Still waiting

I still seem to spend a lot of time sitting around waiting for the technology. In fact, come to think of it, it’s not changed much in thirty-five years from the point of view of pondering finger fidgeting time. Then I was sitting around waiting for things to load or save via the ever so temperamental cassettes storage systems on my Sinclair ZX81 and Spectrum. Working with technology that was far from reliable and efficient. Oh that wobbly 16K RAM pack. The bane of my teenage programming years. Things improved over time as things shifted to cassette drives and floppy disks but then I was waiting for more complex images to load or increasingly complex and demanding code to RUN. If it worked it would often crash and I was back at the beginning reloading or re-inputting reams of data.

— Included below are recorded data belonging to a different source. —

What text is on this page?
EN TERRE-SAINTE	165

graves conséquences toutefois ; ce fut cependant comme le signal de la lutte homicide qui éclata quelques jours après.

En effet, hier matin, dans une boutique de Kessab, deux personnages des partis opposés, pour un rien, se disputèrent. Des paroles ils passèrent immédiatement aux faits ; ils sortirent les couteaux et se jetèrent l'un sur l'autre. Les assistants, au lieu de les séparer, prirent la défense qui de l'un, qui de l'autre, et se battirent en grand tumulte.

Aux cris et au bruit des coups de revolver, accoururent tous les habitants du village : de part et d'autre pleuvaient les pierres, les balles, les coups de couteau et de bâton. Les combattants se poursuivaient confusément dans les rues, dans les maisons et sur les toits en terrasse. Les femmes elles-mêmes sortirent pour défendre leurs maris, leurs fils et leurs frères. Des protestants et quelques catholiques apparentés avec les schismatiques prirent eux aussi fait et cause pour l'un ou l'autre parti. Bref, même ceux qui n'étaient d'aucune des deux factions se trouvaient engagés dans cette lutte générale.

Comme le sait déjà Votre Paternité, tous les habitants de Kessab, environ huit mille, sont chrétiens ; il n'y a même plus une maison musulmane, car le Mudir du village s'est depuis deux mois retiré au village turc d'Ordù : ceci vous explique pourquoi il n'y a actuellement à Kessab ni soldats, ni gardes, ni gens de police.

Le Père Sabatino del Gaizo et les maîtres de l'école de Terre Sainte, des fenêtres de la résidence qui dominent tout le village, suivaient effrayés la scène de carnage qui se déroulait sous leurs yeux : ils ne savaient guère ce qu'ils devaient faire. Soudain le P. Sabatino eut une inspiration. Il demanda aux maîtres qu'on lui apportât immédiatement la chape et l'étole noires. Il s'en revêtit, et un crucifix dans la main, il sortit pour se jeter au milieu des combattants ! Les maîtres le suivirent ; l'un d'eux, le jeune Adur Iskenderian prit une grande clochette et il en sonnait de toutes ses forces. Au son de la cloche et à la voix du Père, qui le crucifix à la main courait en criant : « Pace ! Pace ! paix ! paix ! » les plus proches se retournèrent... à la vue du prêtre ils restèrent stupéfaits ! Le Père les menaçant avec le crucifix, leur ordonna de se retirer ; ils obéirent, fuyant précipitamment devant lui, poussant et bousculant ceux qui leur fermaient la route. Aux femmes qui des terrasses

As things moved on the great technological breakthroughs I have witnessed and exploited have without doubt saved me time in the great scheme of digital things. Although they can often be more demanding of that precious commodity. For example; Taking a picture twenty five years ago was quite a simple process. Point it. Click it. Send the film off for developing then whack it in the album or pin it the wall. Simple process. Simple result. Now though it’s far more complex. Decide on the hardware for the job. Install and update the software. Make sure it’s charged. All of it. Set it up. Work out what that button does. Adjust the multitude of settings. Take the picture, often several times, sometimes dozens of times. Download it. Load it into photo editing software which you have spent far too many hours playing with. Edit the picture after much contemplation deciding which one of the several is the best. Improve it. Then improve it. Crop it. Improve it. Un-crop it. Revert to original copy and then improve it. Reach the ‘that will do for now’ point. Print it, share it, resize it, change it’s format. Publish it. Publish it. Share it. Publish it.

Of course a lot of my current waiting around is due to our rural location in France. Our low Internet connection speed is by no means unusual here in the French outback. It is one of the well noted downsides of living in the beautiful French countryside. It is just as well the scenery is so majestic as it is unlikely you will be binge watching the latest Netflix series at any pace. You will likely encounter many intermission (loading) breaks allowing you to peek out at the scenery and eat ice cream. Woe is you if you have teenagers in the house demanding their share of your bandwidth.

France has it’s aspirations. See a Reuters article here: http://www.reuters.com/article/us-france-broadband-eu-idUSKBN132169. Indeed we have been promised a better fibre optic connection for years in our tiny village but the delays just keep coming. They talk a good talk, with village meeting after meeting… but when it comes to the walk, well it’s not happened yet. I’ve always thought (original source un-recalled); Action talks. Bullshit walks.

So I sit here once again in one of those common down times. Waiting for at least a minimal internet connection to get on with today’s electronic tasks needing connection to the wider world. Wondering just how much time I have sat waiting for technology. It must be months. Likely a year plus. If I had spent all that time writing I would have had that novel by now. You know, the one you always say you will get round to writing. Oh well, at least my word processor is more than capable of keeping up. Indeed it always has been. I expect it often has the same thoughts of me. Frustrated at my pace as it waits for me to input data at my very slow single finger tap. I’ll continue to dream of the day when all of my technology is always waiting and ready, perhaps even anticipating my next move…

Oh a beep and a green light. Orange.fr has just decided I can stop looking out of the window for now.